Bioinformatics analysis
S protein reference sequences for SARS-CoV-1, SARS-CoV-2, batRaTG13, Middle East respiratory syndrome (MERS) and human common-cold coronaviruses 229E, NL63, OC43 and HKU1 were downloaded from the National Center for Biotechnology Information (NCBI). A multiple sequence alignment was created with multiple alignment using fast Fourier transform (MAFFT) using the slow but accurate L-INS-I parameter settings [24] and the alignment curated, cut to the target region 1029–1192 (SARS-CoV-1 numbering) and visualised with Jalview [25]. We used Molecular Evolutionary Genetics Analysis (MEGA) X [26] to calculate the number of amino-acid differences for all sequence pairs in the alignment of the mAb target region and the full S protein normalised by the length of the aligned sequence of the respective reference protein to obtain per cent amino acid identities.

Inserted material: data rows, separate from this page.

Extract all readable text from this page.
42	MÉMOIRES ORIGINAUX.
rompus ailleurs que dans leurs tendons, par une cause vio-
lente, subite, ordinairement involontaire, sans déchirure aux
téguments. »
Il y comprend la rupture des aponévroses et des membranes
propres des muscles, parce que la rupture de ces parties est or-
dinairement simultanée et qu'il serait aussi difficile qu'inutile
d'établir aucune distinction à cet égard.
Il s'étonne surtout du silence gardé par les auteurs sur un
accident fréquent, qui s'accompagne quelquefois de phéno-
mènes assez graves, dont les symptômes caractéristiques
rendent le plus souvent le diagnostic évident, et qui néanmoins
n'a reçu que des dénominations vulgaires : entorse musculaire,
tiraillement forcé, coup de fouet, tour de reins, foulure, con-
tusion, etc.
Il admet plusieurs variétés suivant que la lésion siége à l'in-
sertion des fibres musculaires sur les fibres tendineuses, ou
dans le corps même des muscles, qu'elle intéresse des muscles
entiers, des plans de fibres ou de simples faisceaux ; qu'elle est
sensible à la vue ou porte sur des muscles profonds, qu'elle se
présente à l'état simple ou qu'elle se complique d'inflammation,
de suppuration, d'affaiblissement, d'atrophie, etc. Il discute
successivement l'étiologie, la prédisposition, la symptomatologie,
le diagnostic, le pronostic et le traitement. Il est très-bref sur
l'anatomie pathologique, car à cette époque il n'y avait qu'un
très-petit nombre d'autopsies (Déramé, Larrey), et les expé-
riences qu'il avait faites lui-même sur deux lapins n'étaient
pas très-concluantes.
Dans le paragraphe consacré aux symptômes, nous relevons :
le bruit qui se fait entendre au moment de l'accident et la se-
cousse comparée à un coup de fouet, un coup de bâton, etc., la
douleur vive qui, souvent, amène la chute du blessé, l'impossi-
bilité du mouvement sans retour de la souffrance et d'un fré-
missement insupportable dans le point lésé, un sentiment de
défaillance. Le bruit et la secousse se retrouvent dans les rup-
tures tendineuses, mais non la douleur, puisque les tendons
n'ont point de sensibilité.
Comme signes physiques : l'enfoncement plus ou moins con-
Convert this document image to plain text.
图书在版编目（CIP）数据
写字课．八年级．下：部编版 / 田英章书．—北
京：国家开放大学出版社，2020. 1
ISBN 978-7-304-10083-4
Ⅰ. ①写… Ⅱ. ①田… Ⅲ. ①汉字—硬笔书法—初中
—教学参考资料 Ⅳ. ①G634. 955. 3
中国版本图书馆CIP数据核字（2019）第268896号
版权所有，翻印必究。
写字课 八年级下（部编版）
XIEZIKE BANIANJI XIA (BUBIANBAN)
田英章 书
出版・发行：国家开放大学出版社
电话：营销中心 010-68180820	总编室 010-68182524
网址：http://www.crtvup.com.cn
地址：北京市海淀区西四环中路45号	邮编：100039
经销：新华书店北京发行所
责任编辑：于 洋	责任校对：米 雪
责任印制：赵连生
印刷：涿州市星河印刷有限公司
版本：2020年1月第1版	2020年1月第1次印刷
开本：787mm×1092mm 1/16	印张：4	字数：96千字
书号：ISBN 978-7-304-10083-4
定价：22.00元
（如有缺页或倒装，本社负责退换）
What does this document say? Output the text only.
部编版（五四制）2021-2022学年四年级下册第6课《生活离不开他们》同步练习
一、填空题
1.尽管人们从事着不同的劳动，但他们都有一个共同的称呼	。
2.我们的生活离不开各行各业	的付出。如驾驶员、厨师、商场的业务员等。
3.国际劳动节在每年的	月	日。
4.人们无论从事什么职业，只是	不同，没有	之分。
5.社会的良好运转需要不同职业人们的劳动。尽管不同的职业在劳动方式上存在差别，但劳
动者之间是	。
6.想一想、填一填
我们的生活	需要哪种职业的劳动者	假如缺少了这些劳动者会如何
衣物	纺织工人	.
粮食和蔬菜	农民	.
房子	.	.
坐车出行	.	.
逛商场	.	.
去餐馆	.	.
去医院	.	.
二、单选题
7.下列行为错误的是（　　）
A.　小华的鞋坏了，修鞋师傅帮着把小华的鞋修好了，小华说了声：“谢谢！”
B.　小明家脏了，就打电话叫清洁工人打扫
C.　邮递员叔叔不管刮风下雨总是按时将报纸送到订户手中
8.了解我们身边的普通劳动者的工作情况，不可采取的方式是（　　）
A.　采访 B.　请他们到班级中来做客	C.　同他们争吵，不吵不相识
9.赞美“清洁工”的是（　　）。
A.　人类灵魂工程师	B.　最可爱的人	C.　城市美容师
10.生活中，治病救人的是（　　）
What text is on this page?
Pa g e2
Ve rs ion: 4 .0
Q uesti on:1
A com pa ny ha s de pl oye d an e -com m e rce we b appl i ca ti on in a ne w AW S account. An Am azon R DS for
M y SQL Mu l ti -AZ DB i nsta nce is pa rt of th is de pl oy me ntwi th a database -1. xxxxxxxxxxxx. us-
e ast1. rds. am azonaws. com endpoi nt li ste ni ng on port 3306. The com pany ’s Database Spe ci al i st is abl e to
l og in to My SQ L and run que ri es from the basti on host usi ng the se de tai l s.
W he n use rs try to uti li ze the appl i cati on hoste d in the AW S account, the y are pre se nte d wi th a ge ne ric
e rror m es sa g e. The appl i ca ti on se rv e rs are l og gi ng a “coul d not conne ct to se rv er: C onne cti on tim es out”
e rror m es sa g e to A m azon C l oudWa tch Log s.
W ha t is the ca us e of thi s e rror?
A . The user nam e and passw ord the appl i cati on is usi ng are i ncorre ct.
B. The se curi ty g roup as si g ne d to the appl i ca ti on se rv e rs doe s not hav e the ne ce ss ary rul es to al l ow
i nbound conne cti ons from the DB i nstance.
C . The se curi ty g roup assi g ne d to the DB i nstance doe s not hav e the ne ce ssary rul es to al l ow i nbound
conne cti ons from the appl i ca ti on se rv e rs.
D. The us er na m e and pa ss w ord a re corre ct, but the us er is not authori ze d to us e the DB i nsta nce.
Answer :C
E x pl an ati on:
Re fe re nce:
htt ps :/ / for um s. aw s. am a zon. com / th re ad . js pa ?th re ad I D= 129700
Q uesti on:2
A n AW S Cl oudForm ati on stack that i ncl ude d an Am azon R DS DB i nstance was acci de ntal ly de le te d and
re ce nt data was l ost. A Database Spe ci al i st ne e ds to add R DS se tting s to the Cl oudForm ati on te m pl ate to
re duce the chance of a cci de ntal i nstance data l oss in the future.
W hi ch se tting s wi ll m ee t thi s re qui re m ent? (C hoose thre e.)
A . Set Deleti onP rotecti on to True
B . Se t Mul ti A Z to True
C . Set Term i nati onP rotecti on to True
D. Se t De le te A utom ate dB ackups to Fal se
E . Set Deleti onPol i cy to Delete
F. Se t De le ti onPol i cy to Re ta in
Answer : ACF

To determine SARS-CoV-2 sequence diversity in the S protein within the current pandemic, 230 human and environmental viral sequences were downloaded from GISAID’s EpiCoV database on 1 March 2020. We gratefully acknowledge the authors, originating and submitting laboratories of the sequences on which this part of the research is based. The list is detailed in Supplementary Table 1. The nt sequences were searched with basic local alignment search tool (BLAST)X against the reference S protein. 174 hits covered the full length of the S protein and amino-acid mutations were counted and tabulated using a custom Perl script (Supplementary Table 2).